“Yes, Mr. Sabin! Mind, I know this by chance only. I am not concerned one way or the other. My quarrel with him is a private one. I am robbed for the present of my vengeance by a power to which I am forced to yield implicit obedience. So, for the present, I have forgotten that he is my enemy. He is safe from me, yet if last night I had struck home, I should have ridded your country of a great and menacing danger. Perhaps—who can tell—he is a man who succeeds—I might even have saved England from conquest and ruin.”

They had reached the top of Piccadilly, and downward towards the Park flowed the great afternoon stream of foot-people and carriages. Wolfenden, on whom his companion’s words, charged as they were with an almost passionate earnestness, could scarcely fail to leave some impression, was silent for a moment.

“Do you really believe,” he said, “that ours is a country which could possibly stand in any such danger? We are outside all Continental alliances! We are pledged to support neither the dual or the triple alliance. How could we possibly become embroiled?”

“I will tell you one thing which you may not readily believe,” Felix said. “There is no country in the world so hated by all the great powers as England.”

Wolfenden shrugged his shoulders.

“Russia,” he remarked, “is perhaps jealous of our hold on Asia, but——”

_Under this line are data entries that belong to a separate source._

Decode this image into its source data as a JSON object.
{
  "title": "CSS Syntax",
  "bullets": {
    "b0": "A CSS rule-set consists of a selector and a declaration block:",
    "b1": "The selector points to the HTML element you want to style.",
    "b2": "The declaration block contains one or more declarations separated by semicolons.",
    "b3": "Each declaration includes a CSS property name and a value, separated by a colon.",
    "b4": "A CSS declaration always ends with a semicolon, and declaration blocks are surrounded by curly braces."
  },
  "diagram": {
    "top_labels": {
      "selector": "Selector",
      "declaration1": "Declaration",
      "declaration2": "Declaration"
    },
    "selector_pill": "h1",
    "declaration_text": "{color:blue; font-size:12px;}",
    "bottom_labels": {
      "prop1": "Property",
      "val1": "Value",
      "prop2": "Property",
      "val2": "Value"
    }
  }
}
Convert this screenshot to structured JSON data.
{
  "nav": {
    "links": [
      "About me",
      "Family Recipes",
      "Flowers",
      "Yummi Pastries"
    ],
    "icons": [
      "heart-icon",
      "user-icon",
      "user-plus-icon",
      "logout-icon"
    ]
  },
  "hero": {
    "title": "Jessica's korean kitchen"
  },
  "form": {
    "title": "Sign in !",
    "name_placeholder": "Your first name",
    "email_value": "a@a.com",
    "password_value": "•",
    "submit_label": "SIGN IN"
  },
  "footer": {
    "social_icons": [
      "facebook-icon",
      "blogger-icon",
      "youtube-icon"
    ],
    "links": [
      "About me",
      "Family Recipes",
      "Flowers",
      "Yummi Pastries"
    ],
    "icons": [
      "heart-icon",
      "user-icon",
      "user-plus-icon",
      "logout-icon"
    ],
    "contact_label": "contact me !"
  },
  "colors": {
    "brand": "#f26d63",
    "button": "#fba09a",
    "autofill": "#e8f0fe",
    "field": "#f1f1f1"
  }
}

“Russia,” Felix interrupted, “of all the countries in the world, except perhaps Italy, is the most friendly disposed towards you.”

Wolfenden laughed.

“Come,” he said, “you forget Germany.”

“Germany!” Felix exclaimed scornfully. “Believe it or not as you choose, but Germany detests you. I will tell you a thing which you can think of when you are an old man, and there are great changes and events for you to look back upon. A war between Germany and England is only a matter of time—of a few short years, perhaps even months. In the Cabinet at Berlin a war with you to-day would be more popular than a war with France.”